Kang Dong-han, vice president of content at Netflix Korea (Netflix)
Kang Dong-han, vice president of content at Netflix Korea, on Wednesday introduced 25 new Korean original content works that the streaming platform will introduce in 2022 with an expectation to see more successful cases like the global hit series “Squid Game.”
“Last year was special, as Oh Young-soo who won the Golden Globes said, it was no longer ‘us in the world’, but ‘the world in us’,” Kang said during a press conference held via Zoom with local reporters on Wednesday.
Over 140 local reporters participated in this press conference, reflecting the great interest in Netflix’s new content and strategy.
“The global viewing time of Korean works increased by six times last year,” Kang noted.
Kang revealed that in 2022, the the platform will release 25 original Korean content works, significantly up from 15 in 2021.
“Although I can't specifically say how much we are investing in Korean content this year, I can say we have invested 1 trillion won ($838.7 billion) since we entered the Korean market, and last year alone we spent 500 billion won. If we released 15 original works last year and will release 25 this year, I imagine you have a good idea of a ballpark figure," he said.
When asked which of the upcoming works he is the most excited to present to the global audiences, Kang pointed to the dystopian zombie series ”All Of Us Are Dead.”
“I am usually most excited about our nearest release, which at the moment is ‘All Of Us Are Dead, slated to release on Jan. 28, Kang said. “Many people might say they’ve seen enough zombie films, but as a person who watched the show, it is fun. The show is set in a school and shows situations that are unique to Koreans and it was fresh.”
Kang also mentioned the crime thriller series “Juvenile Justice,” starring Kim Hye-soo and Lee Sung-min coming out in February and the romance film “Moral Sense” which will be released around Valentine’s day as the contents that he is looking forward to presenting.
Netflix’s 25 new content list also includes the fantasy series ”The Sound of Magic“ starring Ji Chang-wook and ”Money Heist: Korea - Joint Economic Area,“ a Korean adaptation of the hit Spanish series ”Money Heist.”
Moreover, there are also five Korean original films, including the aforementioned “Moral Sense,” the action film ”Carter,“ the action blockbuster ”Seoul Vibe,“ the sci-fi film ”Jung-E“ and the romance ”20th Century Girl.“ These Korean films are produced together from the beginning for the first time with Netflix.
During the Q&A session, Kang was also asked about increasing number of competitors in Korea.
“I don’t think that this is a zero-sum game,” Kang said. “I think the streaming industry will grow further. Just five years ago, there were only a few outlets where we can consume content. I think having more streaming platforms will lead to having more entertaining content and this will also lead to more investment in content, which I think will form a virtuous cycle.”

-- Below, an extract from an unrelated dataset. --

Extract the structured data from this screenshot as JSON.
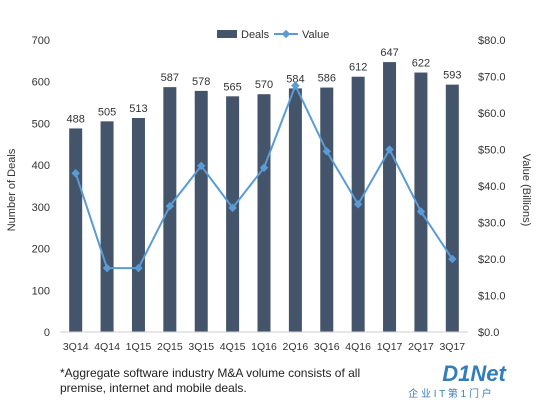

He was also asked about what he thinks of local streaming platform Tving’s plan to expand abroad this year.
“Tving has a special place in my heart because before I joined Netflix, I used to work for CJ ENM,” Kang said. “For Korean content to become globally successful, there have to be experts making right strategic decisions. There also has to be a large-scale investment and globalization strategy, subbing and subtitle services. I think whether they can provide the right services that can deliver the original intention of the creators would be the key to their success.”
Kang added that Netflix is confident about its business here, saying that it understands the Korean content creating ecosystem well as it has many experts in the field as well as past six years of experience cooperating with local content creators.
Netflix‘s 2022 lineup of Korean content (Netflix)
Kang also talked about criticisms that Korean content is receiving from global viewers due to different cultural standards.
“We are putting a lot of thought into how to deal with this matter. It has not been long since streaming business appeared and in the process of its development we found out that certain factors are culturally acceptable in Korea but it is not in other countries,” Kang said. “As the cases pile up, we are learning from them with a humble attitude.”